GREG HOY: Who would want to be the head of Qantas? Well actually, while Qantas remains on the defensive, its key competitor, Virgin Australia, is on the attack. Qantas defector John Borghetti, who was overlooked for the chief executive's job that went to Alan Joyce, has now turned on his former employer with a vengeance as Virgin's chief, dragging the budget carrier upmarket.
TONY WEBBER: He seems like he's doing a number on his good mate, Alan Joyce, at the moment. He's taking some market share away from him. He's expanding very, very quickly.
BRAD HODSON: Qantas has pursued what we'd term risky ventures into Asia, Red Q, Jetstar Pacific. Pretty much those things, they've spent a lot of money, but there's no return on capital there.

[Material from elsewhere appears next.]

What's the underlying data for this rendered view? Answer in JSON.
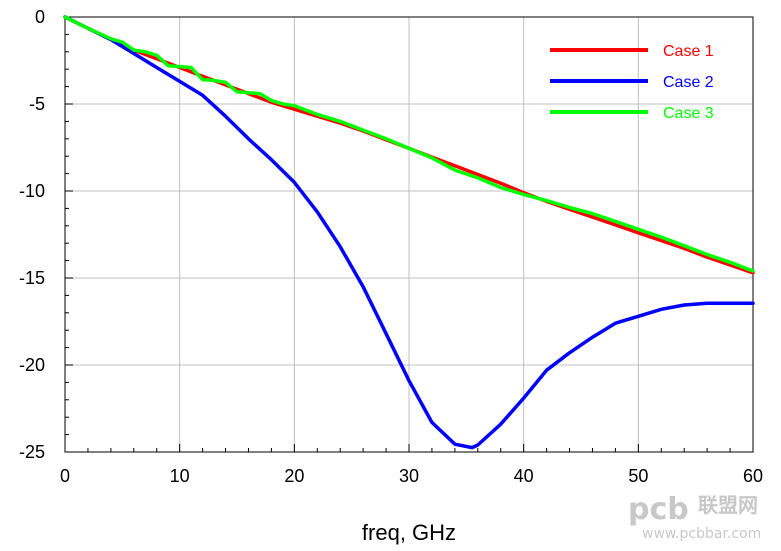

GREG HOY: Aviation unions recently surveyed staff at Virgin and Qantas to ask if the right management was running the airline.
TONY SHELDON: 85 per cent of employees do not have confidence in the direction that Qantas is taking. And when you compare that with their major competitor in the domestic market, Virgin, there's only 1.5 per cent of employees at Virgin do not have confidence in their management.
GREG HOY: But it's not just unions beginning to ask if Qantas should remain in the hands of current management.
BRAD HODSON: Management have failed to a articulate a clear path into the future.
VAS KOLESNIKOFF: Unfortunately, it appears the current management doesn't seem to have an answer for what's going on.
TONY WEBBER: Private equity guys out there are looking at the numbers very, very closely. There might be an opportunity to buy and carve up Qantas, as they attempted to do a few years back.